Changing exercise routines should cause companies to consider more flexible funding of equipment, instead of just offering a standard gym membership. While an increased focus on healthy diets could point towards more of an appetite for fruit and vegetable box deliveries, rather than a monthly takeaway. Wellness activities should also be incorporated to ensure both physical and mental health support is covered.

Gurinder Sagoo, HR Director for North Europe and Oceania at Wet Ones, says:

“We’re aware of the importance of ensuring people have the support and resources they need to lead both active and healthy lifestyles. The findings from this study show that an urgency to adapt employee wellbeing packages has emerged during the last year.

“Significantly, they also demonstrate how essential it is for benefits packages to cater for everyone in the workplace, by taking into account each individual’s age, lifestyle and personal circumstances. An inclusive benefits package contributes to the whole team feeling supported in pursuing a healthy lifestyle, both physically and mentally. Therefore, it is crucial that companies digest these findings and take action to improve how they nurture employee wellbeing.”

Kris Ambler, Workforce Lead at the British Association for Counselling and Psychotherapy (BACP), says:

“Lockdown loneliness and digital fatigue are among the phrases that have entered our lexicon and many employees are contending with bereavement and grief, redundancy, restructuring and job insecurity. This means that employee benefit programmes will need to be more personalised; managers will have to be more intuitive when assessing the mental wellbeing of remote workers; and financial wellbeing support will need to play a larger role within the employee benefits and occupational health mix.
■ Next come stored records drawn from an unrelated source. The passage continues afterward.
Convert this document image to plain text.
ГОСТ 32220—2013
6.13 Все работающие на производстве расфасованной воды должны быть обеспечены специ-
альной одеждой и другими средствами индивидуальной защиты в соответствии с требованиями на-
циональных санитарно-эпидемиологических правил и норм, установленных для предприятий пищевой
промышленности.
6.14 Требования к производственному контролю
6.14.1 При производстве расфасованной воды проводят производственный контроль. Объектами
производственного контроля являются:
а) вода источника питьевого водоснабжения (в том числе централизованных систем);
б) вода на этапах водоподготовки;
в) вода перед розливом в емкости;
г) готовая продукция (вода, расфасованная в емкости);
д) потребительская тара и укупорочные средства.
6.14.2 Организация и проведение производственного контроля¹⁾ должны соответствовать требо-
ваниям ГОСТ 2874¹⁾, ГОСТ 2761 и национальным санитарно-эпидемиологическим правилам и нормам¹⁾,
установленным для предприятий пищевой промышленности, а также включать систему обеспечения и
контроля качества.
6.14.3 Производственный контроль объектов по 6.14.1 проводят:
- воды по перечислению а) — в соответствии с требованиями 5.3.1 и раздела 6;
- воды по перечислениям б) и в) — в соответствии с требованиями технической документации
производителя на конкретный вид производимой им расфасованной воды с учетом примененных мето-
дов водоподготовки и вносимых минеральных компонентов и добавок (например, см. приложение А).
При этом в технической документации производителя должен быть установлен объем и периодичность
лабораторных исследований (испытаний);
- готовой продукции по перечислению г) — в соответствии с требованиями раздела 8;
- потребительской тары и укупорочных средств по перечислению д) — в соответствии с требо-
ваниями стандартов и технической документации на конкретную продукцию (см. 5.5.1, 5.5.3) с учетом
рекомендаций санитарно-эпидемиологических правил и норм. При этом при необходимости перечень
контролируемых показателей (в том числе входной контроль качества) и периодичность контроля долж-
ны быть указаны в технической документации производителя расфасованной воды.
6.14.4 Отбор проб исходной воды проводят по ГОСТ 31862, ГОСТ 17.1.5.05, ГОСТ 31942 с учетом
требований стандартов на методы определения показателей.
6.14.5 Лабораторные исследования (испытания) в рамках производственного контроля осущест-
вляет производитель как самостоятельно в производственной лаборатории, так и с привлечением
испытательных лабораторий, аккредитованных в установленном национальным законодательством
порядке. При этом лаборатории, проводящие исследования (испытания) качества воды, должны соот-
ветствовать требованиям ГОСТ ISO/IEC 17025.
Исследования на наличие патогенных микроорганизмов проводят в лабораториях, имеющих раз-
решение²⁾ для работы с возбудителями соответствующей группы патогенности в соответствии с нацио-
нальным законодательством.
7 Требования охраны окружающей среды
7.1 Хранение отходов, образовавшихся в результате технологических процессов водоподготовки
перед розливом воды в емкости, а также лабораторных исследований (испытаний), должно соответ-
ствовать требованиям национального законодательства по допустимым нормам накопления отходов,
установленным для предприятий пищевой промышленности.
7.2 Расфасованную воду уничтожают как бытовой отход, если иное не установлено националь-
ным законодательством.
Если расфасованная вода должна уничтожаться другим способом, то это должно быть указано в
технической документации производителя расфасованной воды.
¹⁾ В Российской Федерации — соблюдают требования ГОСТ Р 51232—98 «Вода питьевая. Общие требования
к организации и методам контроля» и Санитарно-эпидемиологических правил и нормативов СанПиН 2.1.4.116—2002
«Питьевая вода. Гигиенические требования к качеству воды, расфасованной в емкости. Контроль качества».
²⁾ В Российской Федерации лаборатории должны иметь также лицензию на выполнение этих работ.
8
“Investing in employee benefit schemes makes good economic sense and demonstrates a genuine commitment to an employer’s duty of care to their staff. Support services, including counselling, can help to identify and address problems early. They can alleviate the psychological impact of negative work situations and keep employees working effectively and productively.”

Dawn Morris, HR Adviser at Cluer HR, says:

“The right workplace support can have a hugely positive impact on employee wellbeing and mental health and is fundamental to every employer’s reward and benefits programme. It will show understanding and appreciation of current and future employees, and help to build an engaged, supported and productive workforce. Having the right benefits package can also attract new talent to the business.”

 

https://www.wetones.co.uk/blog/the-employee-benefits-health-and-wellbeing-survey/

The 2021 Employee Benefits, Health and Wellbeing Survey interviewed employees across 133 UK workplaces about their health and wellbeing needs and how habits have changed, and whether updated benefits packages from their employers would help to support their wellbeing.